En primer lugar, al tener que realizar un esfuerzo progresivo hasta la capacidad máxima se puede observar el registro del electrocardiograma, y comprobar el efecto de la elevación de la frecuencia cardiaca (taquicardia fisiológica) y la tensión arterial sobre el corazón. El estado del corazón se estudia observando las señales del electrocardiograma, tanto en reposo como a lo largo del esfuerzo, incluyendo los primero minutos de la recuperación.
Respecto a la tensión arterial, se debe analizar tanto la evolución como su valor máximo. La tensión o presión arterial es importante porque indica a qué presiones está circulando la sangre, lo que es importante tanto para la salud arterial (prevenir la arteriosclerosis o los sangrados hipertensivos) como del corazón (cuanta menor sea la presión arterial menos esfuerzo deben soportar las paredes del corazón). Se considera que el estudio de la tensión arterial durante el ejercicio es complemtario al estudio en reposo: frecuentemente hay hipertensión durante el ejercicio y no en reposo, lo que indica que el tratamiento puede ajustarse mejor (y si no toma tratamiento indica riesgo de que aparezca hipertensión en reposo a medio plazo).

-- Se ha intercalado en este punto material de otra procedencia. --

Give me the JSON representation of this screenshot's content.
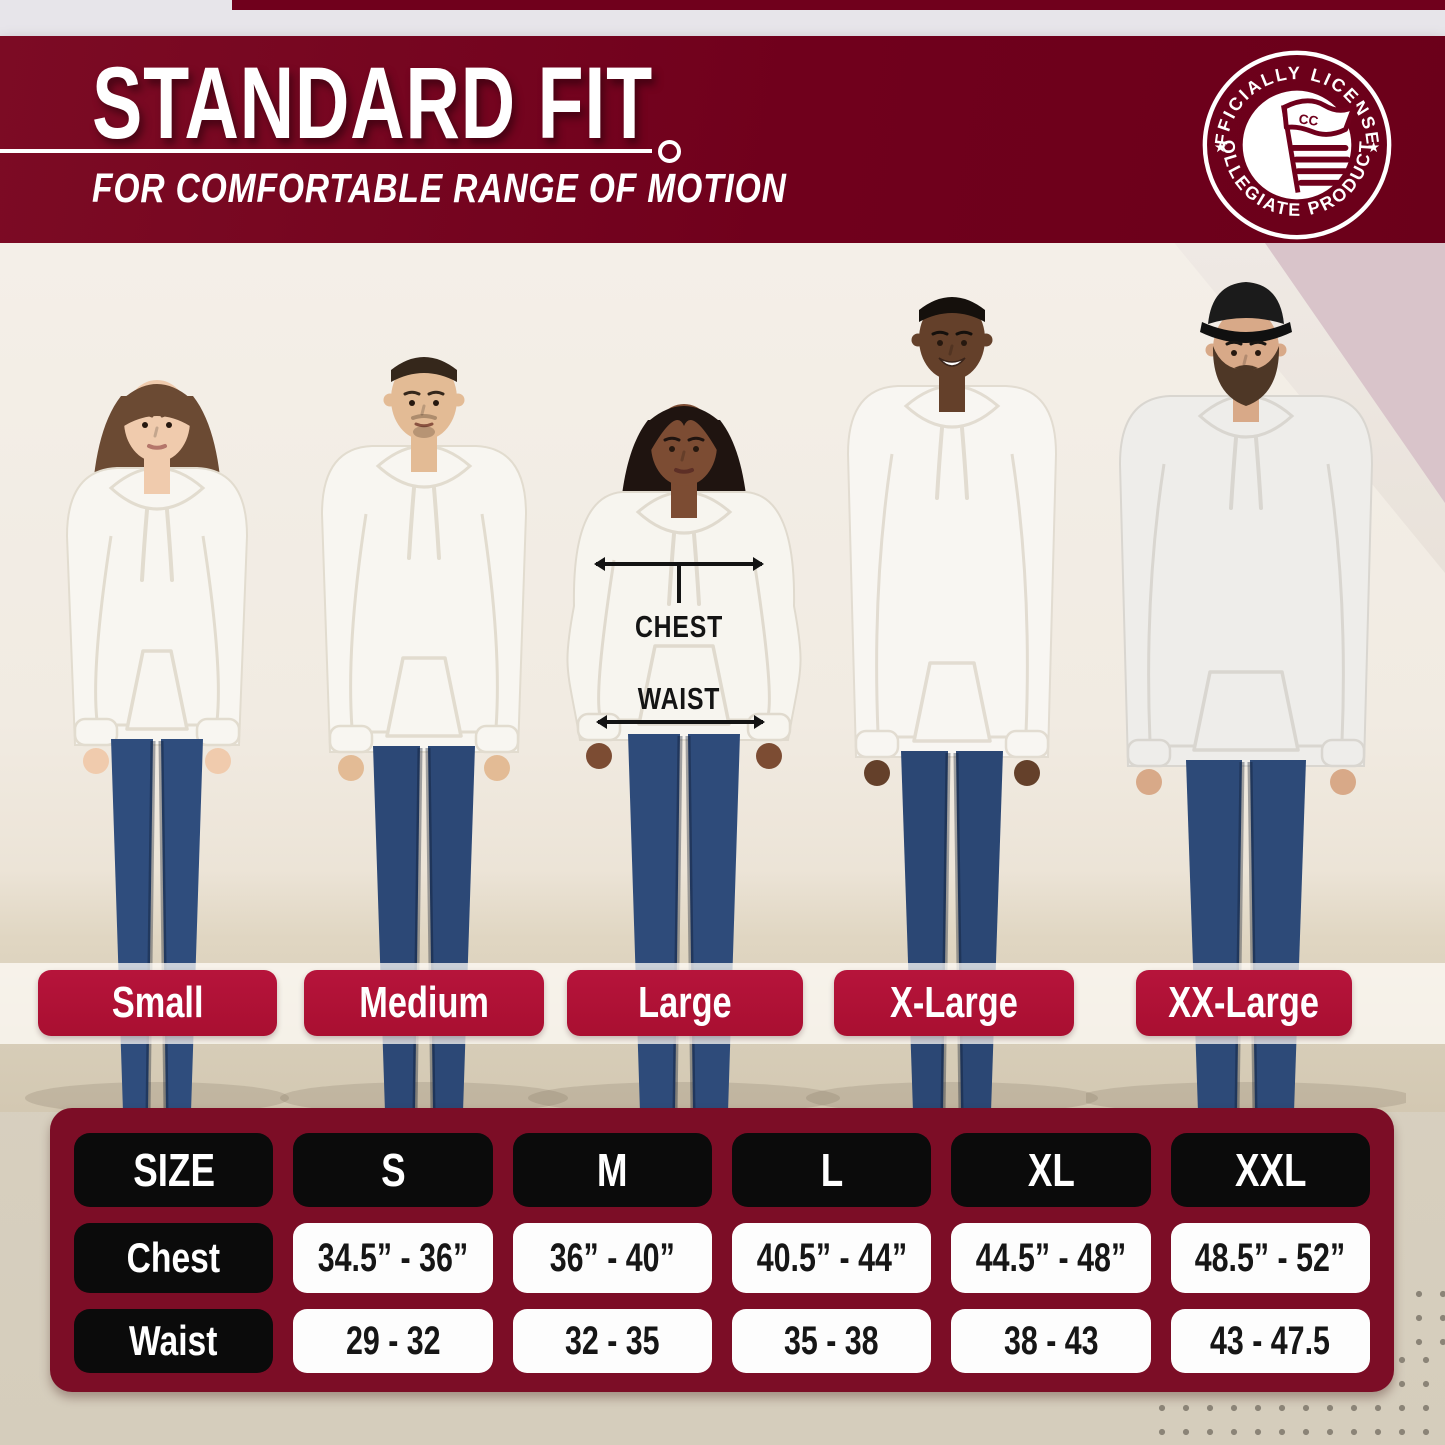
{
  "header": {
    "title": "STANDARD FIT",
    "subtitle": "FOR COMFORTABLE RANGE OF MOTION",
    "badge": {
      "top_text": "OFFICIALLY LICENSED",
      "bottom_text": "COLLEGIATE PRODUCTS",
      "center_monogram": "CC",
      "star": "★"
    }
  },
  "diagram": {
    "chest_label": "CHEST",
    "waist_label": "WAIST"
  },
  "size_ribbons": [
    "Small",
    "Medium",
    "Large",
    "X-Large",
    "XX-Large"
  ],
  "size_table": {
    "columns": [
      "SIZE",
      "S",
      "M",
      "L",
      "XL",
      "XXL"
    ],
    "rows": [
      {
        "label": "Chest",
        "values": [
          "34.5” - 36”",
          "36” - 40”",
          "40.5” - 44”",
          "44.5” - 48”",
          "48.5” - 52”"
        ]
      },
      {
        "label": "Waist",
        "values": [
          "29 - 32",
          "32 - 35",
          "35 - 38",
          "38 - 43",
          "43 - 47.5"
        ]
      }
    ]
  },
  "colors": {
    "banner_maroon": "#70001c",
    "ribbon_crimson": "#b1143a",
    "panel_maroon": "#7c0d26",
    "pill_black": "#0b0b0b",
    "pill_white": "#fdfdfd",
    "background_beige": "#d8d0c0"
  }
}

También se observa durante la prueba de esfuerzo si la ventilación es correcta (sin molestias, con patrón y ritmo adecuado…) o si aparece tos, broncoconstricción (por ejemplo si hay asma de esfuerzo) o hipoventilación (por ejemplo en enfermedad pulmonar obsctructiva crónica grave).

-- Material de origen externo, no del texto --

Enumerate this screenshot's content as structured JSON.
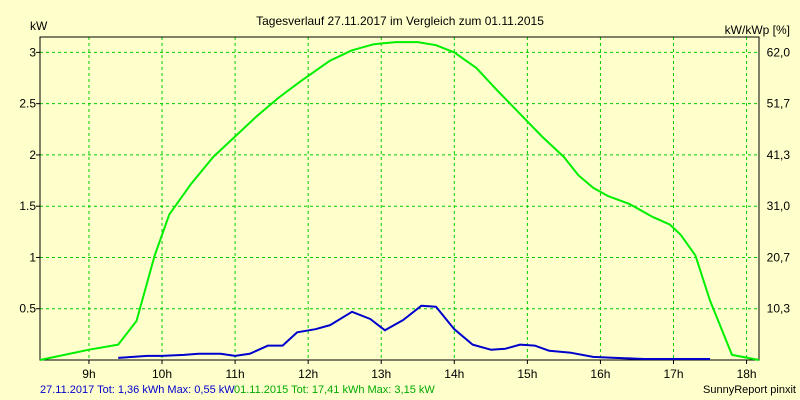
{
  "chart_data": {
    "type": "line",
    "title": "Tagesverlauf 27.11.2017 im Vergleich zum 01.11.2015",
    "ylabel_left": "kW",
    "ylabel_right": "kW/kWp [%]",
    "x_tick_labels": [
      "9h",
      "10h",
      "11h",
      "12h",
      "13h",
      "14h",
      "15h",
      "16h",
      "17h",
      "18h"
    ],
    "x_ticks_hours": [
      9,
      10,
      11,
      12,
      13,
      14,
      15,
      16,
      17,
      18
    ],
    "xlim": [
      8.33,
      18.17
    ],
    "ylim": [
      0,
      3.15
    ],
    "y_tick_values": [
      0.5,
      1,
      1.5,
      2,
      2.5,
      3
    ],
    "y_tick_labels": [
      "0.5",
      "1",
      "1.5",
      "2",
      "2.5",
      "3"
    ],
    "y2_tick_labels": [
      "10,3",
      "20,7",
      "31,0",
      "41,3",
      "51,7",
      "62,0"
    ],
    "grid": true,
    "colors": {
      "background": "#ffffcc",
      "grid": "#00cc00",
      "series_2017": "#0000cc",
      "series_2015": "#00ee00"
    },
    "series": [
      {
        "name": "01.11.2015",
        "color": "#00ee00",
        "x": [
          8.33,
          9.0,
          9.4,
          9.65,
          9.9,
          10.1,
          10.4,
          10.7,
          11.0,
          11.3,
          11.6,
          11.9,
          12.1,
          12.3,
          12.6,
          12.9,
          13.2,
          13.5,
          13.75,
          14.0,
          14.3,
          14.6,
          14.9,
          15.2,
          15.5,
          15.7,
          15.9,
          16.1,
          16.4,
          16.7,
          16.95,
          17.1,
          17.3,
          17.5,
          17.8,
          18.17
        ],
        "values": [
          0,
          0.1,
          0.15,
          0.38,
          1.02,
          1.42,
          1.72,
          1.98,
          2.18,
          2.38,
          2.56,
          2.72,
          2.82,
          2.92,
          3.02,
          3.08,
          3.1,
          3.1,
          3.07,
          3.0,
          2.85,
          2.62,
          2.4,
          2.18,
          1.98,
          1.8,
          1.68,
          1.6,
          1.52,
          1.4,
          1.32,
          1.22,
          1.02,
          0.58,
          0.05,
          0
        ]
      },
      {
        "name": "27.11.2017",
        "color": "#0000cc",
        "x": [
          9.4,
          9.6,
          9.8,
          10.0,
          10.3,
          10.5,
          10.8,
          11.0,
          11.2,
          11.45,
          11.65,
          11.85,
          12.1,
          12.3,
          12.6,
          12.85,
          13.05,
          13.3,
          13.55,
          13.75,
          14.0,
          14.25,
          14.5,
          14.7,
          14.9,
          15.1,
          15.3,
          15.6,
          15.9,
          16.2,
          16.6,
          17.0,
          17.5
        ],
        "values": [
          0.02,
          0.03,
          0.04,
          0.04,
          0.05,
          0.06,
          0.06,
          0.04,
          0.06,
          0.14,
          0.14,
          0.27,
          0.3,
          0.34,
          0.47,
          0.4,
          0.29,
          0.39,
          0.53,
          0.52,
          0.3,
          0.15,
          0.1,
          0.11,
          0.15,
          0.14,
          0.09,
          0.07,
          0.03,
          0.02,
          0.01,
          0.01,
          0.01
        ]
      }
    ]
  },
  "footer": {
    "legend_2017": "27.11.2017 Tot: 1,36 kWh Max: 0,55 kW",
    "legend_2015": "01.11.2015 Tot: 17,41 kWh Max: 3,15 kW",
    "brand": "SunnyReport pinxit"
  }
}
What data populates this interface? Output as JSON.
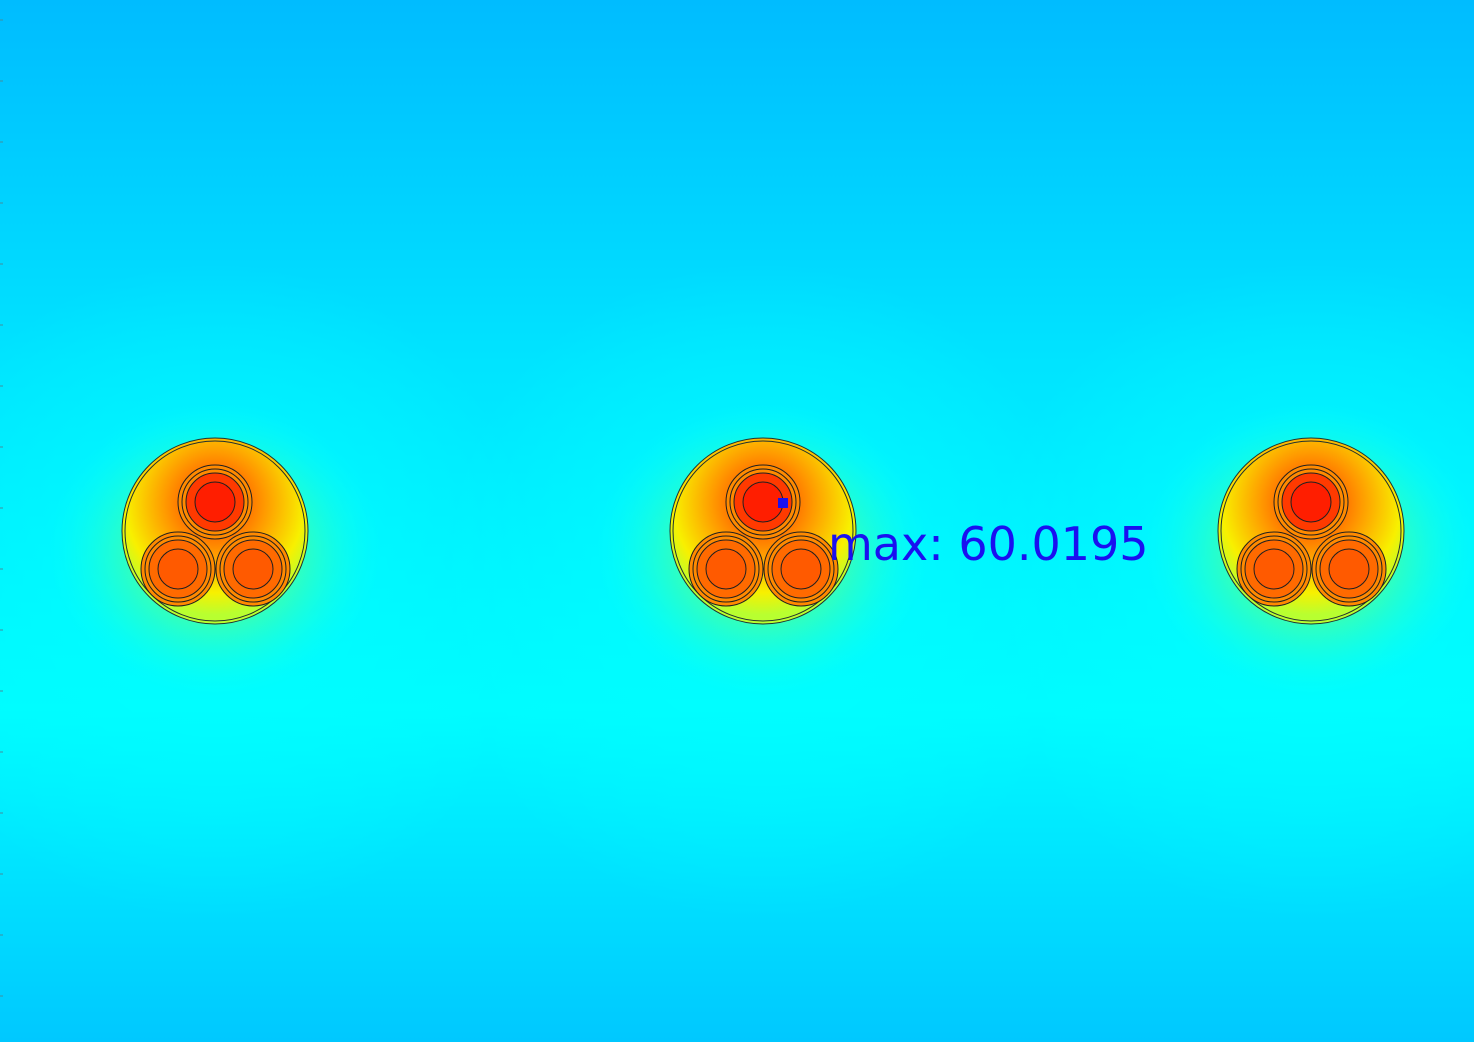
{
  "plot": {
    "annotation": "max: 60.0195"
  }
}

Adicionalmente a poder detectar la presencia de patologías, la prueba de esfuerzo es una herramienta diagnóstica del estado de salud y vitalidad. De hecho, la intensidad máxima de esfuerzo alcanzada (midiendo la capacidad aeróbica respecto al peso) es el factor pronóstico más importante para predecir muerte o enfermedad (por todas las causas, no sólo las cardiovasculares). Este valor predictivo lo es forma independiente a factores de riesgo cardiovascular como el colesterol elevado, la hipertensión, tener diabetes e incluso la edad. Se podría decir que los datos de la prueba de esfuerzo indican la edad biológica mejor que la analítica de sangre, la hoja de medicamentos y la edad del DNI juntos.
En concreto, como criterio indicador de bajo riesgo de complicaciones de salud, se considera que llegar a realizar una intensidad en la prueba de esfuerzo de 8 METs (corresponde a trotar a 8 Km/h en plano o a caminar a 5,5 Km/h en una pendiente del 10%). Por cada MET más de intensidad realizada, disminuye un 13% el riesgo de mortalidad (por todas las causas).